Secondly, housekeeping services and security services which are essential to the healthcare sector are also now taxed at a higher rate of 18%. An increase in the rate of these services lead to increase in the day to day operating costs of any healthcare establishment. Thirdly, ancillary medical procedures and diagnostics including reagents, which play a key role in treatment, have been put under the 12% and 18% slab. This means, the cost of diagnostic services will go up considerably.
Until now, life-saving drugs had been exempted from excise and customs duties. But GST has now slotted them compulsorily under the 5% slab, while categorising formulations into the 12% slab (up from 9%). As a result of all the above, the increase in the input costs to the hospitals have only one way out. They have to be passed onto the patients. The only relief is that luxury tax on room charges has been subsumed into GST and hence, patients will no longer be charged a separate luxury tax.

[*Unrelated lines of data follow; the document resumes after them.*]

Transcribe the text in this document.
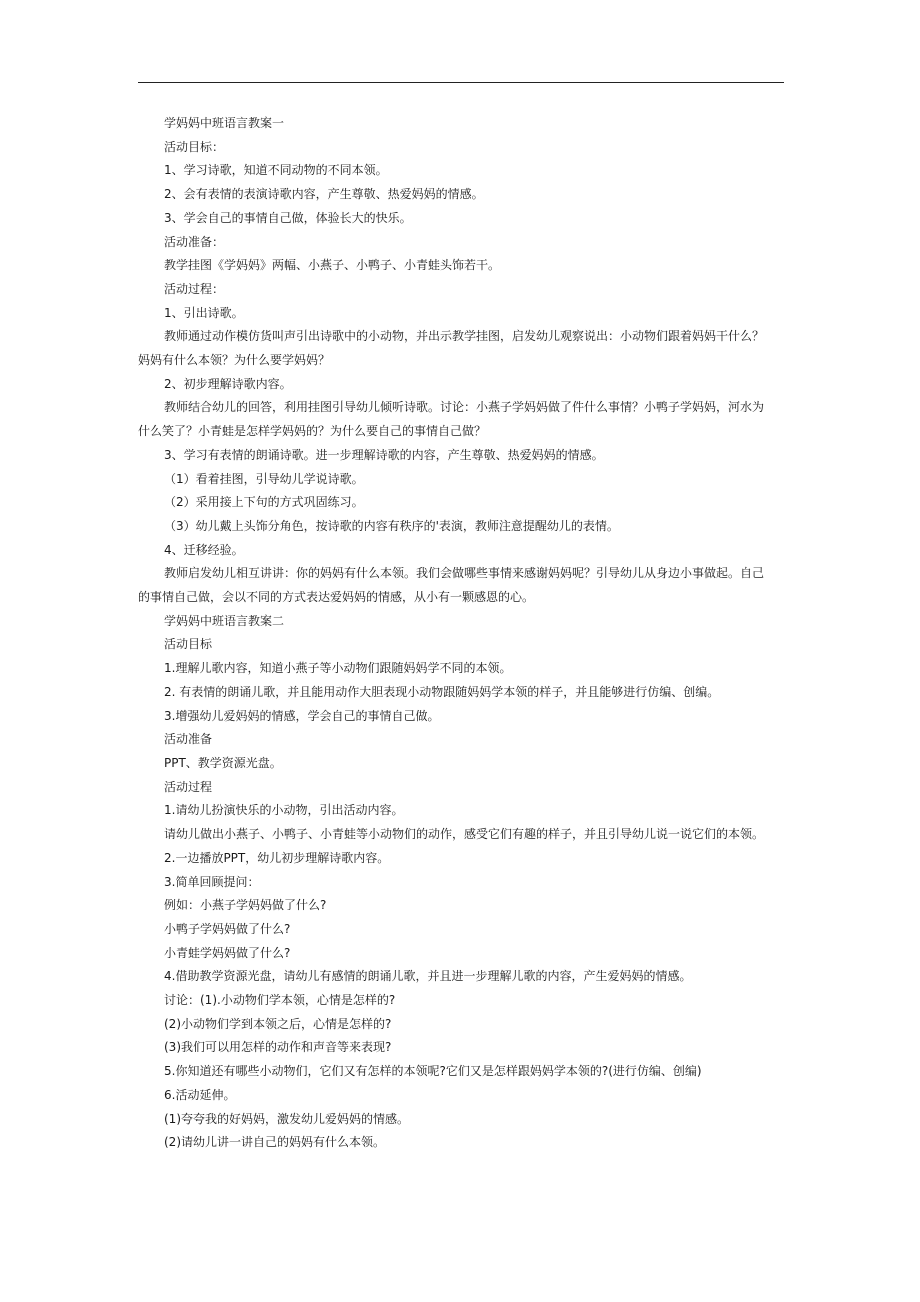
学妈妈中班语言教案一

活动目标：

1、学习诗歌，知道不同动物的不同本领。

2、会有表情的表演诗歌内容，产生尊敬、热爱妈妈的情感。

3、学会自己的事情自己做，体验长大的快乐。

活动准备：

教学挂图《学妈妈》两幅、小燕子、小鸭子、小青蛙头饰若干。

活动过程：

1、引出诗歌。

教师通过动作模仿货叫声引出诗歌中的小动物，并出示教学挂图，启发幼儿观察说出：小动物们跟着妈妈干什么？

妈妈有什么本领？为什么要学妈妈？

2、初步理解诗歌内容。

教师结合幼儿的回答，利用挂图引导幼儿倾听诗歌。讨论：小燕子学妈妈做了件什么事情？小鸭子学妈妈，河水为

什么笑了？小青蛙是怎样学妈妈的？为什么要自己的事情自己做？

3、学习有表情的朗诵诗歌。进一步理解诗歌的内容，产生尊敬、热爱妈妈的情感。

（1）看着挂图，引导幼儿学说诗歌。

（2）采用接上下句的方式巩固练习。

（3）幼儿戴上头饰分角色，按诗歌的内容有秩序的'表演，教师注意提醒幼儿的表情。

4、迁移经验。

教师启发幼儿相互讲讲：你的妈妈有什么本领。我们会做哪些事情来感谢妈妈呢？引导幼儿从身边小事做起。自己

的事情自己做，会以不同的方式表达爱妈妈的情感，从小有一颗感恩的心。

学妈妈中班语言教案二

活动目标

1.理解儿歌内容，知道小燕子等小动物们跟随妈妈学不同的本领。

2. 有表情的朗诵儿歌，并且能用动作大胆表现小动物跟随妈妈学本领的样子，并且能够进行仿编、创编。

3.增强幼儿爱妈妈的情感，学会自己的事情自己做。

活动准备

PPT、教学资源光盘。

活动过程

1.请幼儿扮演快乐的小动物，引出活动内容。

请幼儿做出小燕子、小鸭子、小青蛙等小动物们的动作，感受它们有趣的样子，并且引导幼儿说一说它们的本领。

2.一边播放PPT，幼儿初步理解诗歌内容。

3.简单回顾提问：

例如：小燕子学妈妈做了什么?

小鸭子学妈妈做了什么?

小青蛙学妈妈做了什么?

4.借助教学资源光盘，请幼儿有感情的朗诵儿歌，并且进一步理解儿歌的内容，产生爱妈妈的情感。

讨论：(1).小动物们学本领，心情是怎样的?

(2)小动物们学到本领之后，心情是怎样的?

(3)我们可以用怎样的动作和声音等来表现?

5.你知道还有哪些小动物们，它们又有怎样的本领呢?它们又是怎样跟妈妈学本领的?(进行仿编、创编)

6.活动延伸。

(1)夸夸我的好妈妈，激发幼儿爱妈妈的情感。

(2)请幼儿讲一讲自己的妈妈有什么本领。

Hence, the overall cost of healthcare will increase as tax on inputs of hospitals including equipment, accessories and services such as maintenance of equipment and labour contracts, will rise. But the positive aspect of GST is that, there will exist a seamless input tax credit system, which shall pose like a boon in spite of all the enhanced costs.
Healthcare sector has long been outside the indirect tax ambit for various social and political reasons and continues to be exempt under GST as well. While this may appear to be a patient-friendly move, the GST applicable on expenses incurred by hospitals continue to be a cost, which means patient bills may not come down under GST. In fact, hospitals would have increased costs as taxes on services and prices of medicines are expected to increase broadly by 3%. Luxury tax on room charges have been subsumed into GST and could bring some relief to patients.
The GST will be a boon to patients and the sector as the uniform tax system is expected to make healthcare more affordable. Under GST, duty charged on the import of advanced medical equipment would be allowed as a credit, a move that is expected to reduce overall costs. The pharmaceutical sector is also expected to get the benefits as GST will help to streamline the taxation structure and increase operational efficiencies.